The mother explained that she had asked her husband to bring an egg with him from their farm back home and wanted me to have it to thank me for giving her son the ability to work in the farm: " The egg is from the most important thing that we have – our animals and I want you to have it"! That was the moment!!
That was the moment when I got that rush of when you get a gift that make you feel so good! The moment when you have received a gift that by itself is meaningless, but the experience gives you so much pleasure that you want to keep going back! And for those of you who have done community service, that is the gift!!

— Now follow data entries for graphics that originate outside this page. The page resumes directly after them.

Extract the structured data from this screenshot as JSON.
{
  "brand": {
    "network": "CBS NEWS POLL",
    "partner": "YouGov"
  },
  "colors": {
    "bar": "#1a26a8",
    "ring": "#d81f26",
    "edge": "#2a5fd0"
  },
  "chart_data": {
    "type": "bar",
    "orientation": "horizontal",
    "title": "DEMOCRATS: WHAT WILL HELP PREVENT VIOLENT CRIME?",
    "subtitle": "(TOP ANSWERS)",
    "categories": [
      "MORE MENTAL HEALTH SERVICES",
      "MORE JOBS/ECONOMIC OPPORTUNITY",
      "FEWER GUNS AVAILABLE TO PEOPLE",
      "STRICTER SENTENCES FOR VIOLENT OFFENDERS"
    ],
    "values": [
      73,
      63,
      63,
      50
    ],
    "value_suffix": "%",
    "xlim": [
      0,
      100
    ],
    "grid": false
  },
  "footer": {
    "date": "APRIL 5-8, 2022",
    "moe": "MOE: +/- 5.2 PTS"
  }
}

That is the high, the feeling that you have touched someone's life by helping them, teaching them, or just by being there for them. Fast forward 14 years after I received my egg, and I have been fortunate enough to have started a foundation called Mission: Restore that brings free education to the doctors of the developing world so that children like Eduardo will have a chance to heal immediately after they have an accident. All of us at Mission: Restore receive the gift of pleasure when we travel to places like Afghanistan, Myanmar, or Tanzania and bring the gift of education and training that allows the local doctors in these places to take care of their own. But the volunteers at Mission: Restore are all very selfish as well. I was interviewed by CBS' Scott Pelley for 60 Minutes and he asked me: "Why do you do what you do and why do you go to all these difficult places like Afghanistan at war time, or Haiti after the earthquake?" I answered: " Because I am selfish!" If you take selfless and altruistic acts and measure the brain activity of people who provide them by looking at functional MRIs, you will find that their pleasure centers light up. I have watched my wife Nazgol who is sitting here with our kids do this over and over again when she gets up in the middle of the night to change our children's diaper and breast feed them despite having to get sleep for her work presentation the next day.
So as you graduate and go out there, I hope you look for that rare gift, the one that comes out of nowhere, the one you never expected, but the one that you initiated because you cared about something or someone. That is your gift within you. The one that says change the world around you by serving your world. As Mahatma Gandhi said: "Be the change that you want to see in the world."